Título da Redação: Só vou se for de camarote!

Proposta: A “Camarotização” da sociedade brasileira: a segregação das classes sociais e a democracia

Redação enviada há mais de 1 ano por usuário anônimo.


A segregação do espaço físico, a fim de promover uma exclusividade para as pessoas do topo da pirâmide social, como escolas, hospitais e transportes privados, refere-se ao processo de “camarotização”. Este, aliado à crescente desigualdade social, fere a democracia, ou seja, não há oportunidade para que os setores públicos possam ser comuns a todos. Sendo assim, a melhoria de tais setores é o caminho para se voltar a ter uma sociedade unida e respeitosa.
Camarote é o termo usado para se referir a um local privilegiado, como em shows, em que se pode ter acesso às melhores bebidas, banheiros e comidas, por exemplo, a um preço mais alto, é claro.

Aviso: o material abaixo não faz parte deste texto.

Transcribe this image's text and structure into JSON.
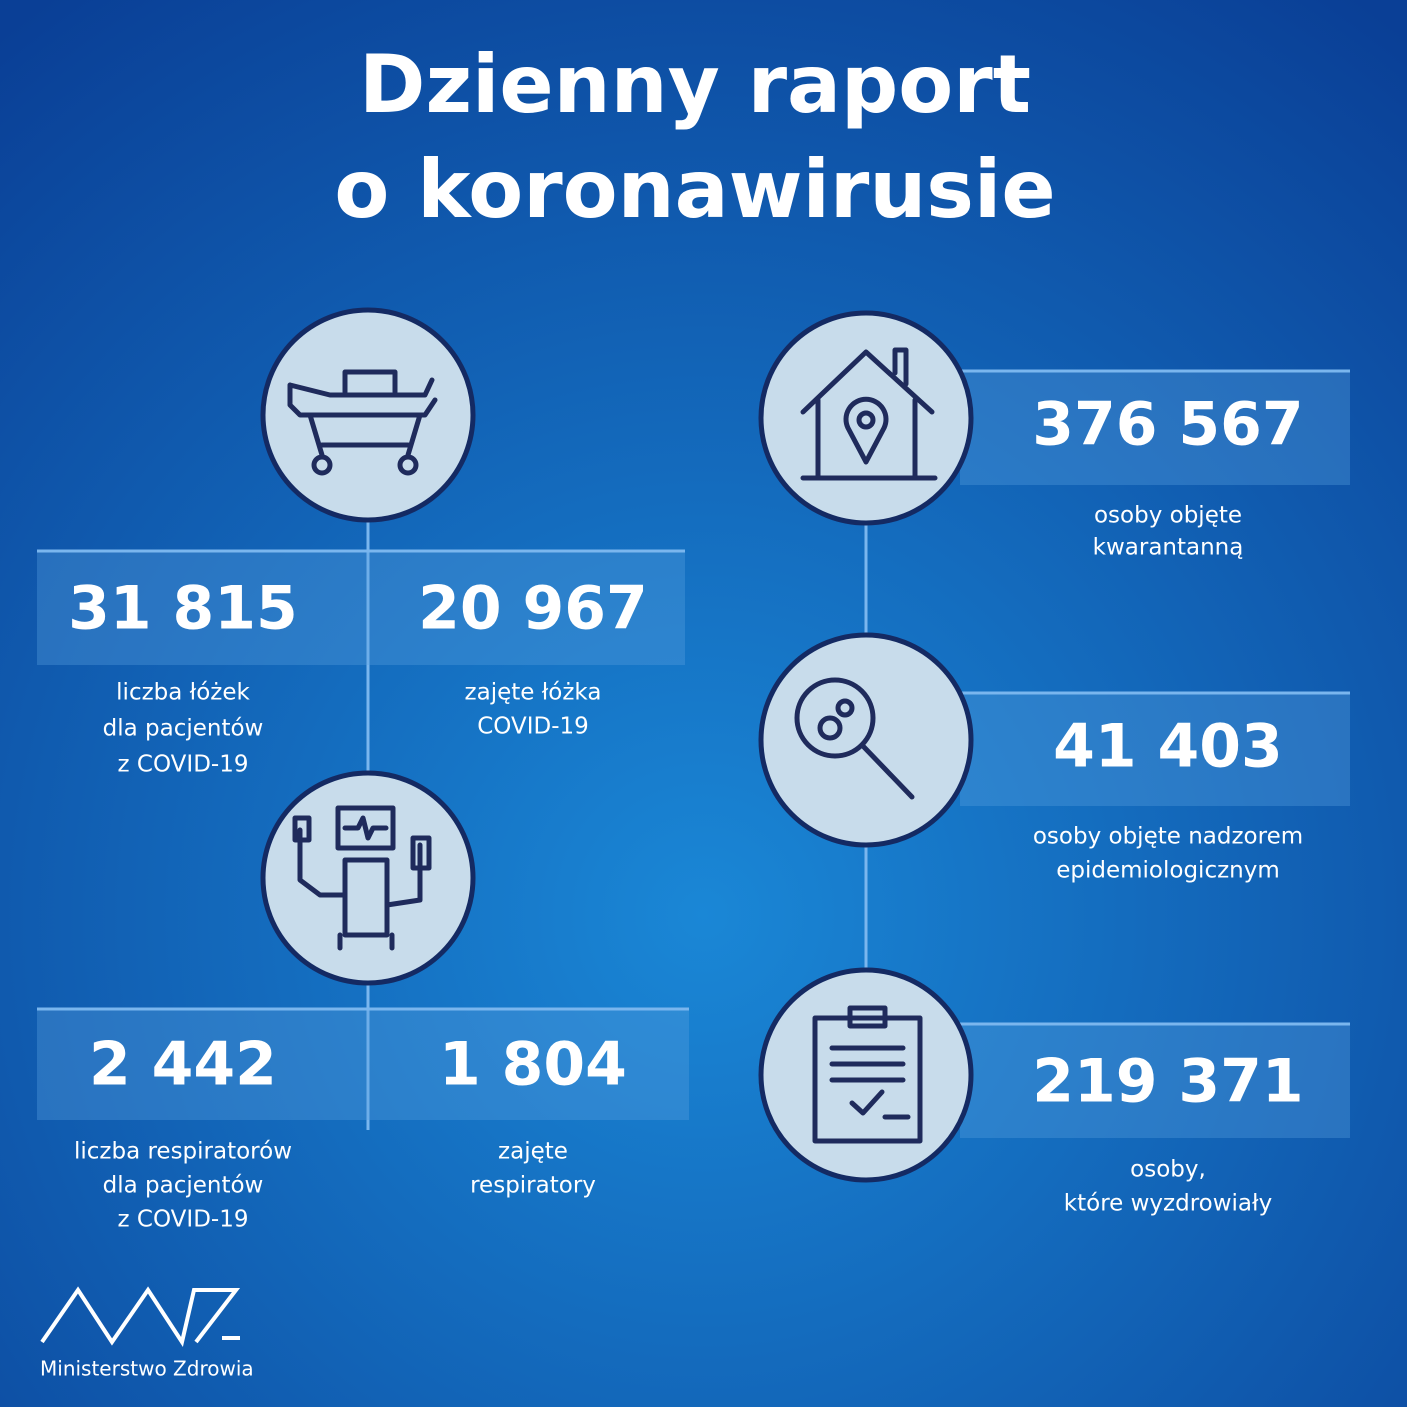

Muito difundido em músicas do gênero ostentação, a palavra reforça a ideia de que desfrutar do melhor é algo único daqueles com poder aquisitivo maior. Tal conceito é facilmente visto quando, nos carentes hospitais públicos, observa-se a infinita fila de espera, enquanto outros pagam por uma confortável consulta.
Entretanto, é um erro pensar que os “camarotes” sociais são contemporâneos, uma vez que, nas cidades, há muito tempo, pode-se observar a existência de uma área periférica, habitada pelos mais pobres, e uma central, habitada pelos mais ricos. Para se ter uma ideia, no período modernista do Brasil, já se falava em segregação nacional, pois somente a limitada região Sudeste se industrializava, enquanto o resto do país se estagnava.
Diante de tais problemas, é necessário que haja uma melhoria dos setores públicos, para que sejam bons e satisfatórios a todos. Ademais, a população deve reconhecer a importância do convívio entre as classes, para que se tenha uma troca de experiências e se cresça como sociedade miscigenada em todos os aspectos.